Per quanto concerne la problematica connessa al soggetto competente a individuare i sostituti dei titolari di posizione organizzativa, si osserva che l’art. 42, comma 1, del CCRL del 7 dicembre 2006, in linea con quanto disposto dal legislatore statale all’art. 109, comma 2, del d.lgs. 267/2000, prevede che, negli enti locali privi di qualifiche dirigenziali, gli incarichi di posizione organizzativa sono conferiti con apposito provvedimento del sindaco.

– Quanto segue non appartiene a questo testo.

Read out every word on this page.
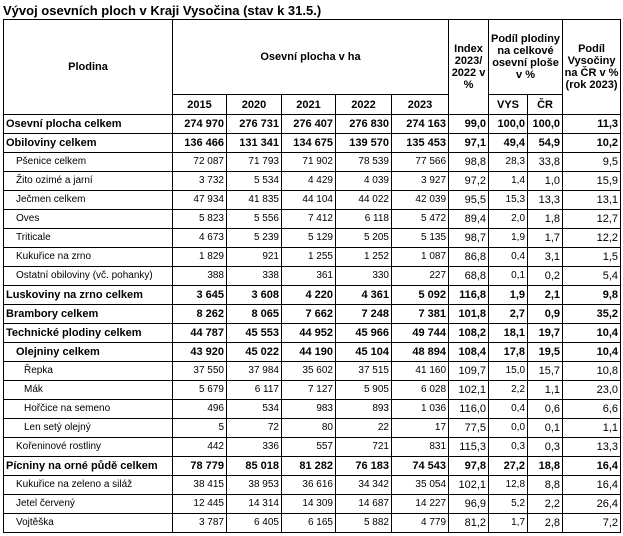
Vývoj osevních ploch v Kraji Vysočina (stav k 31.5.)
Plodina	Osevní plocha v ha					Index 2023/ 2022 v %	Podíl plodiny na celkové osevní ploše v %		Podíl Vysočiny na ČR v % (rok 2023)
	2015	2020	2021	2022	2023		VYS	ČR	
Osevní plocha celkem	274 970	276 731	276 407	276 830	274 163	99,0	100,0	100,0	11,3
Obiloviny celkem	136 466	131 341	134 675	139 570	135 453	97,1	49,4	54,9	10,2
Pšenice celkem	72 087	71 793	71 902	78 539	77 566	98,8	28,3	33,8	9,5
Žito ozimé a jarní	3 732	5 534	4 429	4 039	3 927	97,2	1,4	1,0	15,9
Ječmen celkem	47 934	41 835	44 104	44 022	42 039	95,5	15,3	13,3	13,1
Oves	5 823	5 556	7 412	6 118	5 472	89,4	2,0	1,8	12,7
Triticale	4 673	5 239	5 129	5 205	5 135	98,7	1,9	1,7	12,2
Kukuřice na zrno	1 829	921	1 255	1 252	1 087	86,8	0,4	3,1	1,5
Ostatní obiloviny (vč. pohanky)	388	338	361	330	227	68,8	0,1	0,2	5,4
Luskoviny na zrno celkem	3 645	3 608	4 220	4 361	5 092	116,8	1,9	2,1	9,8
Brambory celkem	8 262	8 065	7 662	7 248	7 381	101,8	2,7	0,9	35,2
Technické plodiny celkem	44 787	45 553	44 952	45 966	49 744	108,2	18,1	19,7	10,4
Olejniny celkem	43 920	45 022	44 190	45 104	48 894	108,4	17,8	19,5	10,4
Řepka	37 550	37 984	35 602	37 515	41 160	109,7	15,0	15,7	10,8
Mák	5 679	6 117	7 127	5 905	6 028	102,1	2,2	1,1	23,0
Hořčice na semeno	496	534	983	893	1 036	116,0	0,4	0,6	6,6
Len setý olejný	5	72	80	22	17	77,5	0,0	0,1	1,1
Kořeninové rostliny	442	336	557	721	831	115,3	0,3	0,3	13,3
Pícniny na orné půdě celkem	78 779	85 018	81 282	76 183	74 543	97,8	27,2	18,8	16,4
Kukuřice na zeleno a siláž	38 415	38 953	36 616	34 342	35 054	102,1	12,8	8,8	16,4
Jetel červený	12 445	14 314	14 309	14 687	14 227	96,9	5,2	2,2	26,4
Vojtěška	3 787	6 405	6 165	5 882	4 779	81,2	1,7	2,8	7,2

Pertanto, pur rinviando alle norme di dettaglio stabilite nel regolamento di organizzazione degli uffici e dei servizi dell’Ente, si ritiene che, come avviene per la nomina dei titolari delle singole posizioni organizzative, anche la nomina dei funzionari sostituti dei medesimi, in caso di assenza o temporaneo impedimento, risulti di competenza del Sindaco.

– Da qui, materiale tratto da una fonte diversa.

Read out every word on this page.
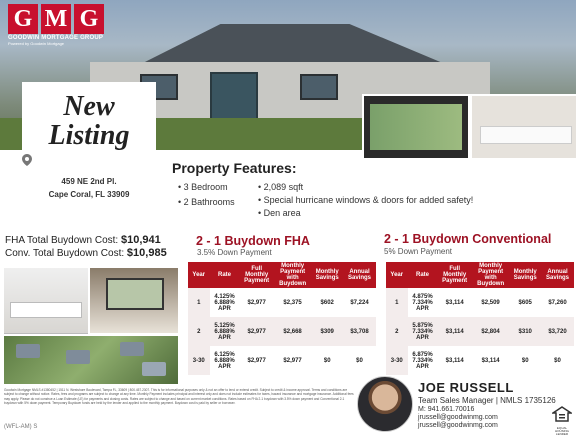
G M G
GOODWIN MORTGAGE GROUP
Powered by Goodwin Mortgage
New
Listing
459 NE 2nd Pl.
Cape Coral, FL 33909
Property Features:
• 3 Bedroom
• 2 Bathrooms
• 2,089 sqft
• Special hurricane windows & doors for added safety!
• Den area
FHA Total Buydown Cost: $10,941
Conv. Total Buydown Cost: $10,985
2 - 1 Buydown FHA
3.5% Down Payment
2 - 1 Buydown Conventional
5% Down Payment
Year	Rate	Full Monthly Payment	Monthly Payment with Buydown	Monthly Savings	Annual Savings
1	4.125% 6.888% APR	$2,977	$2,375	$602	$7,224
2	5.125% 6.888% APR	$2,977	$2,668	$309	$3,708
3-30	6.125% 6.888% APR	$2,977	$2,977	$0	$0
Year	Rate	Full Monthly Payment	Monthly Payment with Buydown	Monthly Savings	Annual Savings
1	4.875% 7.334% APR	$3,114	$2,509	$605	$7,260
2	5.875% 7.334% APR	$3,114	$2,804	$310	$3,720
3-30	6.875% 7.334% APR	$3,114	$3,114	$0	$0
Goodwin Mortgage NMLS #1380452 | 1511 N. Westshore Boulevard, Tampa FL, 33609 | 800.457.2307. This is for informational purposes only & not an offer to lend or extend credit. Subject to credit & income approval. Terms and conditions are subject to change without notice. Rates, fees and programs are subject to change at any time. Monthly Payment includes principal and interest only and does not include estimates for taxes, hazard insurance and mortgage insurance. Additional fees may apply. Please do not construe a Loan Estimate (LE) for payments and closing costs. Rates are subject to change and based on current market conditions. Rates based on FHA 2-1 buydown with 3.5% down payment and Conventional 2-1 buydown with 5% down payment. Temporary Buydown funds are held by the lender and applied to the monthly payment. Buydown cost is paid by seller or borrower.
(WFL-AM) S
JOE RUSSELL
Team Sales Manager | NMLS 1735126
M: 941.661.70016
jrussell@goodwinmg.com
jrussell@goodwinmg.com	EQUAL HOUSING LENDER
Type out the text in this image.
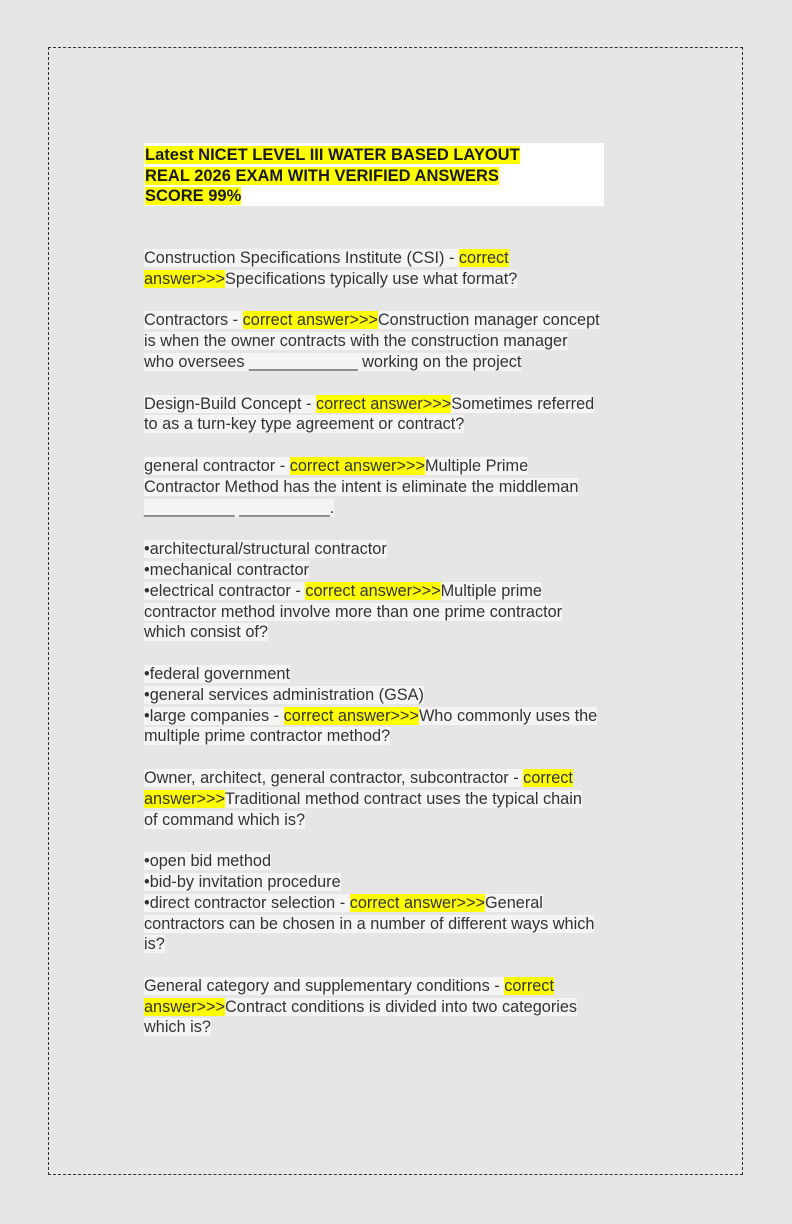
Latest NICET LEVEL III WATER BASED LAYOUT
REAL 2026 EXAM WITH VERIFIED ANSWERS
SCORE 99%
Construction Specifications Institute (CSI) - correct
answer>>>Specifications typically use what format?
Contractors - correct answer>>>Construction manager concept
is when the owner contracts with the construction manager
who oversees ____________ working on the project
Design-Build Concept - correct answer>>>Sometimes referred
to as a turn-key type agreement or contract?
general contractor - correct answer>>>Multiple Prime
Contractor Method has the intent is eliminate the middleman
__________ __________.
•architectural/structural contractor
•mechanical contractor
•electrical contractor - correct answer>>>Multiple prime
contractor method involve more than one prime contractor
which consist of?
•federal government
•general services administration (GSA)
•large companies - correct answer>>>Who commonly uses the
multiple prime contractor method?
Owner, architect, general contractor, subcontractor - correct
answer>>>Traditional method contract uses the typical chain
of command which is?
•open bid method
•bid-by invitation procedure
•direct contractor selection - correct answer>>>General
contractors can be chosen in a number of different ways which
is?
General category and supplementary conditions - correct
answer>>>Contract conditions is divided into two categories
which is?
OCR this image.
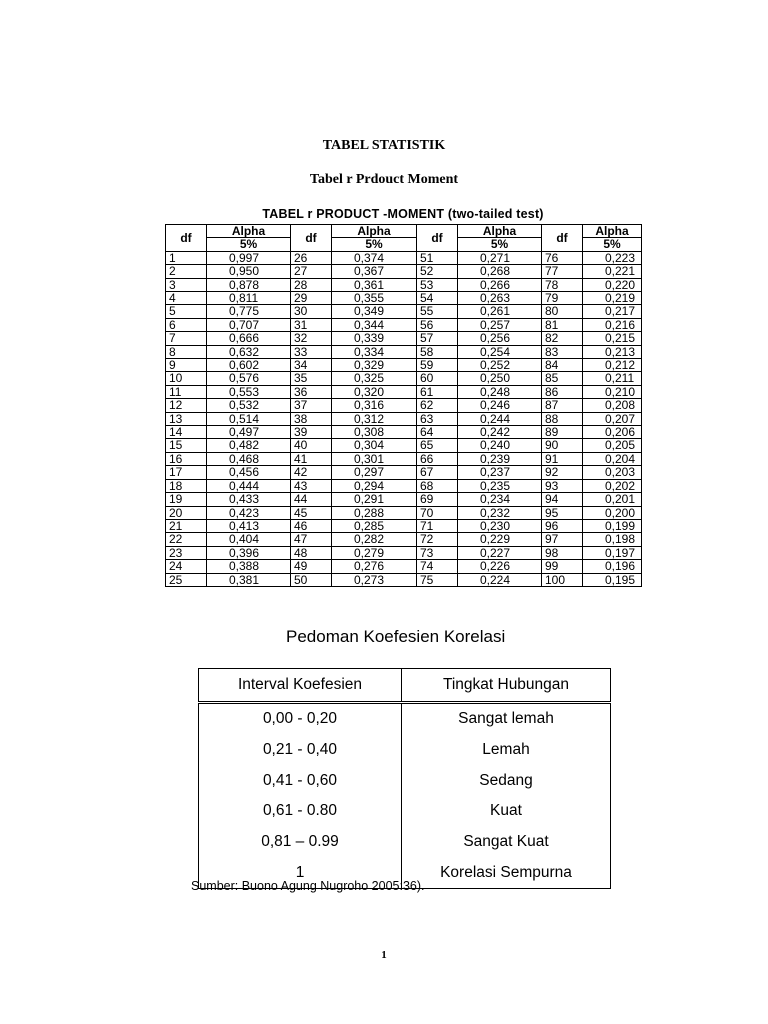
TABEL STATISTIK
Tabel r Prdouct Moment
TABEL r PRODUCT -MOMENT (two-tailed test)
df	Alpha	df	Alpha	df	Alpha	df	Alpha
	5%		5%		5%		5%
1	0,997	26	0,374	51	0,271	76	0,223
2	0,950	27	0,367	52	0,268	77	0,221
3	0,878	28	0,361	53	0,266	78	0,220
4	0,811	29	0,355	54	0,263	79	0,219
5	0,775	30	0,349	55	0,261	80	0,217
6	0,707	31	0,344	56	0,257	81	0,216
7	0,666	32	0,339	57	0,256	82	0,215
8	0,632	33	0,334	58	0,254	83	0,213
9	0,602	34	0,329	59	0,252	84	0,212
10	0,576	35	0,325	60	0,250	85	0,211
11	0,553	36	0,320	61	0,248	86	0,210
12	0,532	37	0,316	62	0,246	87	0,208
13	0,514	38	0,312	63	0,244	88	0,207
14	0,497	39	0,308	64	0,242	89	0,206
15	0,482	40	0,304	65	0,240	90	0,205
16	0,468	41	0,301	66	0,239	91	0,204
17	0,456	42	0,297	67	0,237	92	0,203
18	0,444	43	0,294	68	0,235	93	0,202
19	0,433	44	0,291	69	0,234	94	0,201
20	0,423	45	0,288	70	0,232	95	0,200
21	0,413	46	0,285	71	0,230	96	0,199
22	0,404	47	0,282	72	0,229	97	0,198
23	0,396	48	0,279	73	0,227	98	0,197
24	0,388	49	0,276	74	0,226	99	0,196
25	0,381	50	0,273	75	0,224	100	0,195
Pedoman Koefesien Korelasi
Interval Koefesien	Tingkat Hubungan
0,00 - 0,20	Sangat lemah
0,21 - 0,40	Lemah
0,41 - 0,60	Sedang
0,61 - 0.80	Kuat
0,81 – 0.99	Sangat Kuat
1	Korelasi Sempurna
Sumber: Buono Agung Nugroho 2005:36).
1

Alla Giunta comunale è infatti attribuita di contro la competenza ad adottare il regolamento sull’ordinamento degli uffici e dei servizi[1], a definire in generale l’assetto organizzativo dell’Ente, mediante l’articolazione delle aree di attività e correlata istituzione e pesatura delle singole posizioni organizzative ritenute necessarie per un’ ottimale gestione.

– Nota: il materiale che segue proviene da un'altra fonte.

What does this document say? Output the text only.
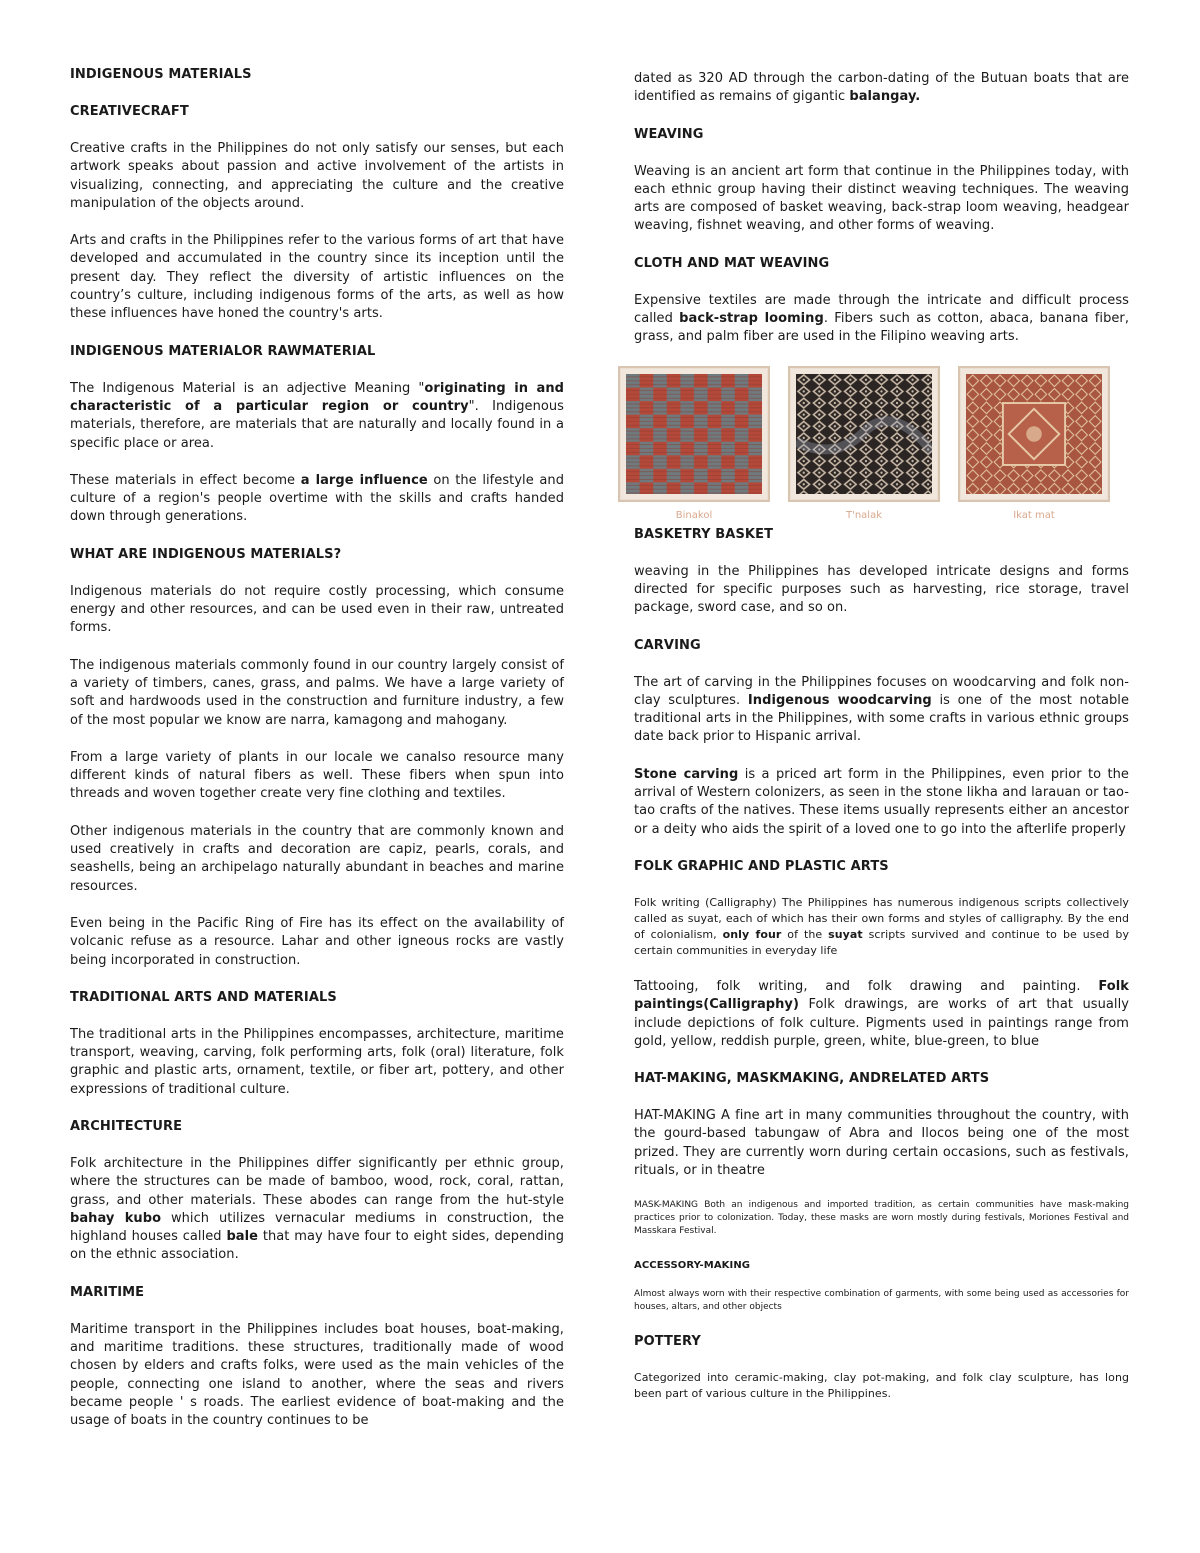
INDIGENOUS MATERIALS
CREATIVECRAFT

Creative crafts in the Philippines do not only satisfy our senses, but each artwork speaks about passion and active involvement of the artists in visualizing, connecting, and appreciating the culture and the creative manipulation of the objects around.

Arts and crafts in the Philippines refer to the various forms of art that have developed and accumulated in the country since its inception until the present day. They reflect the diversity of artistic influences on the country’s culture, including indigenous forms of the arts, as well as how these influences have honed the country's arts.

INDIGENOUS MATERIALOR RAWMATERIAL

The Indigenous Material is an adjective Meaning "originating in and characteristic of a particular region or country". Indigenous materials, therefore, are materials that are naturally and locally found in a specific place or area.

These materials in effect become a large influence on the lifestyle and culture of a region's people overtime with the skills and crafts handed down through generations.

WHAT ARE INDIGENOUS MATERIALS?

Indigenous materials do not require costly processing, which consume energy and other resources, and can be used even in their raw, untreated forms.

The indigenous materials commonly found in our country largely consist of a variety of timbers, canes, grass, and palms. We have a large variety of soft and hardwoods used in the construction and furniture industry, a few of the most popular we know are narra, kamagong and mahogany.

From a large variety of plants in our locale we canalso resource many different kinds of natural fibers as well. These fibers when spun into threads and woven together create very fine clothing and textiles.

Other indigenous materials in the country that are commonly known and used creatively in crafts and decoration are capiz, pearls, corals, and seashells, being an archipelago naturally abundant in beaches and marine resources.

Even being in the Pacific Ring of Fire has its effect on the availability of volcanic refuse as a resource. Lahar and other igneous rocks are vastly being incorporated in construction.

TRADITIONAL ARTS AND MATERIALS

The traditional arts in the Philippines encompasses, architecture, maritime transport, weaving, carving, folk performing arts, folk (oral) literature, folk graphic and plastic arts, ornament, textile, or fiber art, pottery, and other expressions of traditional culture.

ARCHITECTURE

Folk architecture in the Philippines differ significantly per ethnic group, where the structures can be made of bamboo, wood, rock, coral, rattan, grass, and other materials. These abodes can range from the hut-style bahay kubo which utilizes vernacular mediums in construction, the highland houses called bale that may have four to eight sides, depending on the ethnic association.

MARITIME

Maritime transport in the Philippines includes boat houses, boat-making, and maritime traditions. these structures, traditionally made of wood chosen by elders and crafts folks, were used as the main vehicles of the people, connecting one island to another, where the seas and rivers became people ' s roads. The earliest evidence of boat-making and the usage of boats in the country continues to be

dated as 320 AD through the carbon-dating of the Butuan boats that are identified as remains of gigantic balangay.

WEAVING

Weaving is an ancient art form that continue in the Philippines today, with each ethnic group having their distinct weaving techniques. The weaving arts are composed of basket weaving, back-strap loom weaving, headgear weaving, fishnet weaving, and other forms of weaving.

CLOTH AND MAT WEAVING

Expensive textiles are made through the intricate and difficult process called back-strap looming. Fibers such as cotton, abaca, banana fiber, grass, and palm fiber are used in the Filipino weaving arts.

Binakol	T'nalak	Ikat mat
BASKETRY BASKET

weaving in the Philippines has developed intricate designs and forms directed for specific purposes such as harvesting, rice storage, travel package, sword case, and so on.

CARVING

The art of carving in the Philippines focuses on woodcarving and folk non-clay sculptures. Indigenous woodcarving is one of the most notable traditional arts in the Philippines, with some crafts in various ethnic groups date back prior to Hispanic arrival.

Stone carving is a priced art form in the Philippines, even prior to the arrival of Western colonizers, as seen in the stone likha and larauan or tao-tao crafts of the natives. These items usually represents either an ancestor or a deity who aids the spirit of a loved one to go into the afterlife properly

FOLK GRAPHIC AND PLASTIC ARTS

Folk writing (Calligraphy) The Philippines has numerous indigenous scripts collectively called as suyat, each of which has their own forms and styles of calligraphy. By the end of colonialism, only four of the suyat scripts survived and continue to be used by certain communities in everyday life

Tattooing, folk writing, and folk drawing and painting. Folk paintings(Calligraphy) Folk drawings, are works of art that usually include depictions of folk culture. Pigments used in paintings range from gold, yellow, reddish purple, green, white, blue-green, to blue

HAT-MAKING, MASKMAKING, ANDRELATED ARTS

HAT-MAKING A fine art in many communities throughout the country, with the gourd-based tabungaw of Abra and Ilocos being one of the most prized. They are currently worn during certain occasions, such as festivals, rituals, or in theatre

MASK-MAKING Both an indigenous and imported tradition, as certain communities have mask-making practices prior to colonization. Today, these masks are worn mostly during festivals, Moriones Festival and Masskara Festival.

ACCESSORY-MAKING

Almost always worn with their respective combination of garments, with some being used as accessories for houses, altars, and other objects

POTTERY

Categorized into ceramic-making, clay pot-making, and folk clay sculpture, has long been part of various culture in the Philippines.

Potrebbe conseguentemente rientrare nelle competenze della Giunta solo la scelta e previsione, in via generale e regolamentare, di provvedere, qualora necessario, alla sostituzione di un titolare di posizione organizzativa tramite ricorso a dipendente assegnato a diversa struttura, trattandosi, in quel caso, di soluzione strategica adottata a livello organizzativo.

Per quanto concerne la questione relativa alla rappresentanza in giudizio[2], si rappresenta che tale tema è stato oggetto di rilevante attenzione da parte della giurisprudenza amministrativa e di legittimità a seguito della riforma dell’ordinamento degli enti locali, avvenuta con il d.lgs. 267/2000.

Il nuovo quadro delle competenze degli organi comunali, infatti, ha imposto un riesame dell’orientamento giurisprudenziale tradizionale, anche alla luce dell’intervenuta modifica del Titolo V della Costituzione, in senso più favorevole all’autonomia degli enti locali.

In questo senso la Corte di Cassazione a Sezioni Unite[3] precisava che: ‘competente a conferire al difensore del Comune la procura alle liti è il Sindaco, non essendo necessaria l’autorizzazione della Giunta municipale, atteso che al Sindaco è attribuita la rappresentanza dell’Ente, mentre la Giunta comunale ha una competenza residuale, sussistente cioè soltanto nei limiti in cui norme legislative o statutarie non la riservino al Sindaco (v. Sez. Un. 10.05.2001, n. 186)’.

Con una successiva pronuncia[4], la Corte di Cassazione, dopo aver comunque ribadito che in virtù dell’art. 50 del TUEL la decisione di resistere in giudizio compete immancabilmente al Sindaco, ha riconosciuto particolari margini all’autonomia statutaria dell’Ente. Si è infatti affermato che, nel nuovo quadro delle autonomie locali, ai fini della rappresentanza in giudizio del Comune, l’autorizzazione alla lite da parte della giunta comunale non costituisce più, in linea generale, atto necessario ai fini della proposizione o della resistenza all’azione, salva restando la possibilità per lo statuto comunale – competente a stabilire i modi di esercizio della rappresentanza legale dell’ente, anche in giudizio (ex art. 6, comma 2, d.lgs. n. 267 del 2000) – di prevedere l’autorizzazione della giunta, ovvero di richiedere una preventiva determinazione del competente dirigente (ovvero, ancora, di postulare l’uno o l’altro intervento in relazione alla natura o all’oggetto della controversia). Ove l’autonomia statutaria si sia così indirizzata, l’autorizzazione giuntale o la determinazione dirigenziale devono essere considerati atti necessari, per espressa scelta statutaria, ai fini della legittimazione processuale dell’organo titolare della rappresentanza.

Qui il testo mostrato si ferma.